Только звук был слишком плавным. Нереально плавным для ее дрожащих, старческих рук. Ключ поворачивался сам, без усилий, с тихим шипением.
Тик. Так. Тик. Так.
Часы пошли.
Я лежал, вцепившись в одеяло, чтобы не стучали зубы. Я детским чутьем понимал: нельзя шевелиться. Та, что сидит напротив, не должна знать, что я здесь.
Прошло минут пять.
— Стой! — выкрикнула бабка. А потом охнула. — Как так... Стрелки же на девяти были... Откуда десятый удар взялся? Не может быть...
Кресло напротив скрипнуло.
В тот же миг со двора, с насеста, раздался звук, от которого у меня кровь застыла. Короткий, хриплый клекот. Петух даже не взметнулся. Просто шлепнулся на землю.
Бабка сгорбилась, будто стала меньше.
— Забрала... — прошептала она синими губами. — Ладно. Ладно. Дай хоть узнать. Должна же я узнать.
— На что теперь? — спросила она у темноты. — Дом? Избу мою?
Я зажмурился.
— Идет! — бабка в отчаянии хлопнула ладонью по подлокотнику. — Крыша течет, пол скрипит. Не жалко. Но если скажешь правду — Петьку вернешь живого и скажешь, где клад зарыт. Говори!
Снова тиканье.
Маятник под стеклом начал раскачиваться быстрее, задевая стенки, цокая, как взбешенный метроном.

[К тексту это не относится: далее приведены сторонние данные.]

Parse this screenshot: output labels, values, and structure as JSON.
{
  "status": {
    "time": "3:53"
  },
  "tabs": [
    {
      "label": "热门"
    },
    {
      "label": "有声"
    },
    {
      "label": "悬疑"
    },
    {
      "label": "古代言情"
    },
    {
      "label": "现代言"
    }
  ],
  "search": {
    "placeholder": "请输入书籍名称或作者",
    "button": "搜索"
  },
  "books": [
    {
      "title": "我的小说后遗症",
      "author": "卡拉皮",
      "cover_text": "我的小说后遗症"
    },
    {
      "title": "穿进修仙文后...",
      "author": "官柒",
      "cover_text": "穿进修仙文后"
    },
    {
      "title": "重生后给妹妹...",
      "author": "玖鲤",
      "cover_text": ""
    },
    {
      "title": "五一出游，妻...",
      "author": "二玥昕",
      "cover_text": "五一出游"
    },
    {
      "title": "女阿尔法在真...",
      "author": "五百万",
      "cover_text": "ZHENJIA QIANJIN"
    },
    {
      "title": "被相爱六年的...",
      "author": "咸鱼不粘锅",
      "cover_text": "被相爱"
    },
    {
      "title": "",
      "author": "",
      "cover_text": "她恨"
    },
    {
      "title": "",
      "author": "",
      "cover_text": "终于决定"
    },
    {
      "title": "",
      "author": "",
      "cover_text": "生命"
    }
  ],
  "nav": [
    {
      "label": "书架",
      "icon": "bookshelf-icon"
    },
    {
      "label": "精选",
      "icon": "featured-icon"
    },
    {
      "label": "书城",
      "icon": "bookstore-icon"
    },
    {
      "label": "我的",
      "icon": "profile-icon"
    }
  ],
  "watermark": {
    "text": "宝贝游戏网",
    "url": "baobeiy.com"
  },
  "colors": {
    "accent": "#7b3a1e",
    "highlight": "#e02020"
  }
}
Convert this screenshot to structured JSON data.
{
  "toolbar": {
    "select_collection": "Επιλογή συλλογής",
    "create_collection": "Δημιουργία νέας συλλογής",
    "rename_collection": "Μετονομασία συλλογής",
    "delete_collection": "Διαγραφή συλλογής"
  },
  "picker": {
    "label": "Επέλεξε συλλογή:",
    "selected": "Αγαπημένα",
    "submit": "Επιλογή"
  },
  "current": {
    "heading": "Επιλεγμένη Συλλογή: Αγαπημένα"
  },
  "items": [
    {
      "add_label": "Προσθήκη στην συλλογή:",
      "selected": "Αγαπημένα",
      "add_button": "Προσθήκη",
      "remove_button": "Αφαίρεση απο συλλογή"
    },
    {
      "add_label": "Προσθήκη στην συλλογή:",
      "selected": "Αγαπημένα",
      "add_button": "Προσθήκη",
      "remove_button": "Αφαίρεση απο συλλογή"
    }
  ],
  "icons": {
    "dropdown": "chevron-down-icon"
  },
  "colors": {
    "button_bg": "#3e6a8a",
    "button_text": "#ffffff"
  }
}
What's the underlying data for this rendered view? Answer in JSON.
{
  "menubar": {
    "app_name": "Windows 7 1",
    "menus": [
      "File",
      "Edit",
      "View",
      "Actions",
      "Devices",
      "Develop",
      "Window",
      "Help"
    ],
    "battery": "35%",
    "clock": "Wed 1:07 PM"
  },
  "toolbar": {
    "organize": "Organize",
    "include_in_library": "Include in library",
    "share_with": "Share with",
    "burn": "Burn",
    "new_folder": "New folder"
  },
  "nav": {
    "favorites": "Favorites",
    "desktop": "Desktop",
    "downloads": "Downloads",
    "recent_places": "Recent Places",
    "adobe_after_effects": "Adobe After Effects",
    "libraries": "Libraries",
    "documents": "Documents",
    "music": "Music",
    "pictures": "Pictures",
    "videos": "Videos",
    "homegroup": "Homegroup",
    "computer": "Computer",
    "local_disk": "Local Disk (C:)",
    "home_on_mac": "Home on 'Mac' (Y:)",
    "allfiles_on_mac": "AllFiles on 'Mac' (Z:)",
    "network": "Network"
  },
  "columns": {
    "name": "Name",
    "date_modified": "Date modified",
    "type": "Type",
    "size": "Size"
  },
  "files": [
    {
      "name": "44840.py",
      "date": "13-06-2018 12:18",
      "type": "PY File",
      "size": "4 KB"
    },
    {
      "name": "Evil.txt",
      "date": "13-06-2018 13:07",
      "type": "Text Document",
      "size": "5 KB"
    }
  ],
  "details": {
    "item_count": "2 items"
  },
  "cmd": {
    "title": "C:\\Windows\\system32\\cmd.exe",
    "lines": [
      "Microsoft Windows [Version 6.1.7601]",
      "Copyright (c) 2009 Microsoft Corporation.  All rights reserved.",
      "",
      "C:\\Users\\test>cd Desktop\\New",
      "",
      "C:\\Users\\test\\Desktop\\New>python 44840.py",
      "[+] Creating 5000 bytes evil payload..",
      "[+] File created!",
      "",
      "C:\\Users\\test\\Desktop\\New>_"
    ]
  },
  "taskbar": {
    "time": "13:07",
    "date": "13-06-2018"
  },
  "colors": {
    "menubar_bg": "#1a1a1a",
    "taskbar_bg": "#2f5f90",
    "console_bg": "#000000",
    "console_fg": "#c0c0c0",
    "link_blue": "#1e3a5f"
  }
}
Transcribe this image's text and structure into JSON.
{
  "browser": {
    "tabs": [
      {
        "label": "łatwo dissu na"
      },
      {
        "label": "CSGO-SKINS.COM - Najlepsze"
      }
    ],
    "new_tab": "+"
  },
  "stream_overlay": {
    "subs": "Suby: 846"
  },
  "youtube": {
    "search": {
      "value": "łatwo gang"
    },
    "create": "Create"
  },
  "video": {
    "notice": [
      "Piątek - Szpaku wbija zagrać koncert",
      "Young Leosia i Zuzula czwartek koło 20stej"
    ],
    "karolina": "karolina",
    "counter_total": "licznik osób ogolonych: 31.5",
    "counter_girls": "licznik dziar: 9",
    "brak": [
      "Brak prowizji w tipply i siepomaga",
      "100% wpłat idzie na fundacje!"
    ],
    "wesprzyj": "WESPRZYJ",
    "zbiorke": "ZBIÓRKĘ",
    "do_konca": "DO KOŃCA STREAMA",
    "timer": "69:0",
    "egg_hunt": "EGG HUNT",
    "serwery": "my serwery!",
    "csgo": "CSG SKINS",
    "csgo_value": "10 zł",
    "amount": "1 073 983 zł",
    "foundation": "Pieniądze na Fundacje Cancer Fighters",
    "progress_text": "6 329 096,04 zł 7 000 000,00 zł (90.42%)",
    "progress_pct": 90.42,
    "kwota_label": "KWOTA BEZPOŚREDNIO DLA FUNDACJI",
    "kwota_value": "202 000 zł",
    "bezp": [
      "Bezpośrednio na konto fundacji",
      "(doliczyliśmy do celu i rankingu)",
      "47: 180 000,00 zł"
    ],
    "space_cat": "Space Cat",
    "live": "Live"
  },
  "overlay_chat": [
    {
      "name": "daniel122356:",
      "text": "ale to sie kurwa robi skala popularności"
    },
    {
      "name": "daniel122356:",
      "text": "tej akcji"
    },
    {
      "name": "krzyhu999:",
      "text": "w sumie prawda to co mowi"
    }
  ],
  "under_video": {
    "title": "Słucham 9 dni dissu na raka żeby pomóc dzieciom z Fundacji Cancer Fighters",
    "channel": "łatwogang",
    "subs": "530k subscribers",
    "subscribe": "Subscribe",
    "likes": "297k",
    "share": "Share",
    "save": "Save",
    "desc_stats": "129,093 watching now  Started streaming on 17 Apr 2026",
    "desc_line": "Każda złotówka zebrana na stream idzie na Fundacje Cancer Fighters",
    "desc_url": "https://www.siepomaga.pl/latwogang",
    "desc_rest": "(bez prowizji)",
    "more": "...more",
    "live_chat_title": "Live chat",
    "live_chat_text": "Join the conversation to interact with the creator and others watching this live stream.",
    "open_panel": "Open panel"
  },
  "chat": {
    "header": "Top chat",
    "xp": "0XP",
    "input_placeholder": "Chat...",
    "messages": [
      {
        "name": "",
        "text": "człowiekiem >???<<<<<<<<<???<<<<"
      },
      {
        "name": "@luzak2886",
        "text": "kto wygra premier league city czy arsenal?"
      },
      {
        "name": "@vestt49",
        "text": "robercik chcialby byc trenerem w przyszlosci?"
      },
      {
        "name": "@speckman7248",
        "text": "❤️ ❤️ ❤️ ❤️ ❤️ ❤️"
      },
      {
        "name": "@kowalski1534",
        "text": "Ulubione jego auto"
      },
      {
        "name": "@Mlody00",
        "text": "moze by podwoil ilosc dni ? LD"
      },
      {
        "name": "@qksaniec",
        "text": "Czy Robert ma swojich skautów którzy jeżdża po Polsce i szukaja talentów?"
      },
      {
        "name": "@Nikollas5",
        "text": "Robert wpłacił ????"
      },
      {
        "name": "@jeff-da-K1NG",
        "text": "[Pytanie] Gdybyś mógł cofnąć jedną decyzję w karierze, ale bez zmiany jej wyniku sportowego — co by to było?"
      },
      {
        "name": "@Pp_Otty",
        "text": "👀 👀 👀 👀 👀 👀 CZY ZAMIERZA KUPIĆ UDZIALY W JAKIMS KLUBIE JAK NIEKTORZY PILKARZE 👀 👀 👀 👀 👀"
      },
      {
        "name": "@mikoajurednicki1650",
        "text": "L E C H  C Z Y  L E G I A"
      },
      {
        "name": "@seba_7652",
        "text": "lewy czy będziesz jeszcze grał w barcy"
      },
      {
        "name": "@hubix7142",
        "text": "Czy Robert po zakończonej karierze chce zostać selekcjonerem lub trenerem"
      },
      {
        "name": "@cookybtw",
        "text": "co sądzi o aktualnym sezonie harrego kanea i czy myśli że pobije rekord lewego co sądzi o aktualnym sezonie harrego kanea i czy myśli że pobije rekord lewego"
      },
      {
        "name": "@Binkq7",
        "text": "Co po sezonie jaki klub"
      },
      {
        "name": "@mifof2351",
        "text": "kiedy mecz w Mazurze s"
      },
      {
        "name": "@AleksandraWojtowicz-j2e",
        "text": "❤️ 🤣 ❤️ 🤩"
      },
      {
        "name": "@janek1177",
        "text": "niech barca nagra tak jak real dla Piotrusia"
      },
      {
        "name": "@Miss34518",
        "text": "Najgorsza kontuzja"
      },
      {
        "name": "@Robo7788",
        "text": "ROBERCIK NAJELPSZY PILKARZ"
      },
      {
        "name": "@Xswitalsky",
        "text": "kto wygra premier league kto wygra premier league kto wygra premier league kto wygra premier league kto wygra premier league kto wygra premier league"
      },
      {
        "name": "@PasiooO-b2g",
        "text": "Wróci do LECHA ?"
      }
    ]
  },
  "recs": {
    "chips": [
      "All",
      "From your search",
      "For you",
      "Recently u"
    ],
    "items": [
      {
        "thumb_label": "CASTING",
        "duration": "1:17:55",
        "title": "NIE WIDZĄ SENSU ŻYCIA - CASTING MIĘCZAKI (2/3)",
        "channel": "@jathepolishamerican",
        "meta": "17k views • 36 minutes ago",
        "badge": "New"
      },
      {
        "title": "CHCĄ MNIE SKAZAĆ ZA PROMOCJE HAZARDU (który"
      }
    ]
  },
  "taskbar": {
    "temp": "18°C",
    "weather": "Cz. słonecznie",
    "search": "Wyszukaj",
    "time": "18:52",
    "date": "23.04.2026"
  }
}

Время текло странно. Бабка замерла, уставившись на циферблат.
— На! Вот и полночь! — вдруг сказала она. — А ты говоришь, нет?
Потом тишина.
И тихий, полный ужаса шепот бабки:
— Года... Опять я в дураках...
Стекло на циферблате треснуло звездочкой. Стрелки вдруг завертелись назад, с бешеной скоростью, со скрежетом рвущихся шестеренок. Комната наполнилась звуком ломающейся пружины.
В тот же миг дверь в подпол с глухим стуком распахнулась настежь, словно ее вышибли изнутри.
Сырой, ледяной пар повалил оттуда, заполняя избу туманом. Тени поползли по стенам, длинные, безликие.
— Ну всё, — голос бабки сорвался на писк. — Всё отдала. Уходи! Нечего мне больше дать. Жизнь моя и так на исходе, ты знаешь! Она тебе без надобности!
Кресло напротив снова скрипнуло.
Я почувствовал, что Нечто наклонилось вперед. Тень на стене стала четкой, приняв форму женщины в саване.
Бабка молчала. Потом медленно, с ужасом произнесла:
— Внука?.. Мишеньку?
Меня обдало жаром, а потом ледяным потом.
— Нет... — прошептала бабка. — Он мал. Невинный он. Нельзя его.
Тишина.
— А если правду скажешь — всё вернешь? И дом, и петуха? И долг отпустишь?
Бабка колебался. Я слышал, как ее старое сердце колотится, как мячик. Жажда знания боролась в ней с любовью. И жажда побеждала. Это был не вопрос, это была ловушка.
— Ладно... — выдохнула она обреченно. — Говори. В последний раз.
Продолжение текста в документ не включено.